| 26. Review: Orthogonal projections | blank notes | annotated notes |
| 27. PCA: geometric interpretation | blank notes | annotated notes |
| 28. PCA: further components | blank notes | annotated notes |
| pca_mnist.ipynb | notebook file | HTML version |
- How would you explain the purpose of finding the orthogonal projection of a vector \(v\) onto \(u\) ?
- Why might it be beneficial to use Principal Component Analysis (PCA) on a data set with many variables?
- How much time do we save using the PCA (like from our example of going from 784 to 250ish)?
- Are there any courses (at UB or online) that you would recommend which teach MNIST?
How can we determine the optimal number of principal components to retain in PCA, especially in scenarios where we’re dealing with high-dimensional data?
The answer will depend on a particular situation - the data being analyzed and what one wants to do with the data.
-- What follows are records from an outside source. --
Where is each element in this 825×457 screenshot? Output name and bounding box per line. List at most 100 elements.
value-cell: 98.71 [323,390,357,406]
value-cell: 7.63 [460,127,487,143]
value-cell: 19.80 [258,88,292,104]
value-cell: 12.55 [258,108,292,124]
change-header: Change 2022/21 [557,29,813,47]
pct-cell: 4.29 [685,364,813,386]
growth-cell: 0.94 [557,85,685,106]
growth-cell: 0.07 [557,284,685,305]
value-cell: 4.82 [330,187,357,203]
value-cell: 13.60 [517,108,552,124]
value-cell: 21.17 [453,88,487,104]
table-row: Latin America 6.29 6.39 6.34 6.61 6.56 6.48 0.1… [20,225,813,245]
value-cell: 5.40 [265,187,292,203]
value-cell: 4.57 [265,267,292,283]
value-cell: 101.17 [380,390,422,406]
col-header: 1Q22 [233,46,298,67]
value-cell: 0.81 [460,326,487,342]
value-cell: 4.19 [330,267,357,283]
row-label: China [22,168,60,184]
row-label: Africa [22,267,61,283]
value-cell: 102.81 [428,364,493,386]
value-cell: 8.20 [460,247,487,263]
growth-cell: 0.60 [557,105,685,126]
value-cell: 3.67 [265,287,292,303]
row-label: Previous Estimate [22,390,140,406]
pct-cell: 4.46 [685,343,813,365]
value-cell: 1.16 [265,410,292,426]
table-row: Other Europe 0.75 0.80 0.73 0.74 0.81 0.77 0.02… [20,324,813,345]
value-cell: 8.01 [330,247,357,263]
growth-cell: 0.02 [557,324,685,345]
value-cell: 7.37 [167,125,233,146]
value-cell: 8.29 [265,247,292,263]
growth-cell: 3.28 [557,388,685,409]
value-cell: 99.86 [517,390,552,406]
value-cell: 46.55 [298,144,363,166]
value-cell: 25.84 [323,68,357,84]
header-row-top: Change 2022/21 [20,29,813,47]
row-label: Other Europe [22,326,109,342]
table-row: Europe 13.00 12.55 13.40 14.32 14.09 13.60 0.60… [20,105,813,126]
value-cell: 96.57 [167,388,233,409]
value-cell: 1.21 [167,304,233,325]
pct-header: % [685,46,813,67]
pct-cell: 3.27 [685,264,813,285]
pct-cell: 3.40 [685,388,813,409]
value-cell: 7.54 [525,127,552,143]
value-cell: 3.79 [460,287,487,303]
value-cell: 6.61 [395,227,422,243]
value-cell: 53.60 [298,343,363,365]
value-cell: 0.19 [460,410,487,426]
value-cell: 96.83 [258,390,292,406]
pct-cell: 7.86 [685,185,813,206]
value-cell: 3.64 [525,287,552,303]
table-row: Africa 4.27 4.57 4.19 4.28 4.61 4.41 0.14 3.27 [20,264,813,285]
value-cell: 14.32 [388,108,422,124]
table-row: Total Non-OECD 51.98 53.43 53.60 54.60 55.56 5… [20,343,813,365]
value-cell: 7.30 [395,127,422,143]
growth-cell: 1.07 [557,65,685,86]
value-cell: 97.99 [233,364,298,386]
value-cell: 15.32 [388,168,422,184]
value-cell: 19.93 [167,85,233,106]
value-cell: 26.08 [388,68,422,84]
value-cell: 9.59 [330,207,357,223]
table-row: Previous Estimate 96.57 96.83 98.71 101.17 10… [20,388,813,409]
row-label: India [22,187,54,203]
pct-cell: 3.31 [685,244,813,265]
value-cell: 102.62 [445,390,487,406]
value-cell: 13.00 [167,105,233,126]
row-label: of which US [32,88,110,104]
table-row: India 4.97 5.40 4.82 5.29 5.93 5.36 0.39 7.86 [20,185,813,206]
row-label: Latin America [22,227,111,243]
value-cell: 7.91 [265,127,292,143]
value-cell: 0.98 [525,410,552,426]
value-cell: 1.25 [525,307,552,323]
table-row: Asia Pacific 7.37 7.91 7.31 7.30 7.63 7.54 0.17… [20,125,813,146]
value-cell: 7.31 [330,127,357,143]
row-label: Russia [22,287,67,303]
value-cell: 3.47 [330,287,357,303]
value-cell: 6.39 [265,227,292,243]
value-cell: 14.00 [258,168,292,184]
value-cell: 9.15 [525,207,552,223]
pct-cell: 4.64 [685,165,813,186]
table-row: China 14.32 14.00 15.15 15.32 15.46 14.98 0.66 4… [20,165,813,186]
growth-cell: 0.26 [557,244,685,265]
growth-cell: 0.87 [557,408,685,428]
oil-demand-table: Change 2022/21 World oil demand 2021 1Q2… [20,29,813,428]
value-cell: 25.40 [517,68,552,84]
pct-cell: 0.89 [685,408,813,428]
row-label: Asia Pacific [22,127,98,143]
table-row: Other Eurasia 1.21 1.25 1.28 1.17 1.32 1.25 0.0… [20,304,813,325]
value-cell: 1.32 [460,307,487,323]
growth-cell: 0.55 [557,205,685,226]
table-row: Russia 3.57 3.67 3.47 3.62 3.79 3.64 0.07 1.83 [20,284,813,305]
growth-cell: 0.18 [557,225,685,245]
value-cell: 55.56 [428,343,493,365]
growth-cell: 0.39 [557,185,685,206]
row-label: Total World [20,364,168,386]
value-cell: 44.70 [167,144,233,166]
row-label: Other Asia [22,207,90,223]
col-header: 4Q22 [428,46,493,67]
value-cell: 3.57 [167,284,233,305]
There are some rules that people sometimes follow - e.g. that one should use enough components to capture at least 90% or 95% of the total variance. One can also plot eigenvalues of the covariance matrix and see if at some point they start decreasing less rapidly. An often used method is cross-validation, which amounts to using different numbers of principal components with some training data, and checking which number works best.
What are the main applications for PCA? What fields use it the most?
PCA is most commonly used a dimensionality reduction technique. It is used in data analysis and machine learning.
If a dataset contains outliers, how does PCA account for it or how do we account for it to still effectively use PCA?
PCA is sensitive to outliers, the same way as \(L_2\) regression is. For this reason, data should be checked for outliers before PCA is applied. There are some methods for this.
Do people ever make art out of these topics. For example people have made art about the Collatz Conjecture so I’m wondering if there is any graph related art?
I have not seen art made with PCA, but PCA is often used to analyze satellite photos, and the resulting images look quite artistic, see this one, for example.
Is demeaning data necessary or is it more for the presentation of the results?
It is necessary, without it PCA will give wrong results.
I have question about Python code, If I used python from your post, how can I use it in my HW?
I am afraid I don’t understand the issue. Please ask me in person (in class, after class, at office hours) and I will try to help.
- In lecture note 27 I saw the proj being used and wondered if I could get more insight about it. I have seen proj in previous courses before but I would still like more clarification about what proj means and what it does and how we compute it.
- Another question I have is about the difference matrix. When computing the difference matrix do the matrices have to have the same dimensions or can we take the difference matrix from matrices of different dimensions just like how we can multiply a 2x3 and a 3x2 matrix?
Orthogonal projection of a vector \(v\) onto a vector \(u\) decomposes \(v\) into a vector that is a scalar multiple of \(u\) and a vector which is orthogonal to \(u\). A different way of looking at this is that the orthogonal projection produces a vector which is a scalar multiple of \(u\), but at the same time is as close to \(v\) as possible.
Addition and subtraction of matrices are defined only for matrices of the same dimensions.
Why do we always have to use demeaned data for PCA?
One way to look at it is that PCA provides a new coordinate system for a given set of data. The origin of this coordinate system is the center (i.e. the mean) of the data. Demeaning shift the data, so that this new origin of the coordinate systems agrees with the usual origin.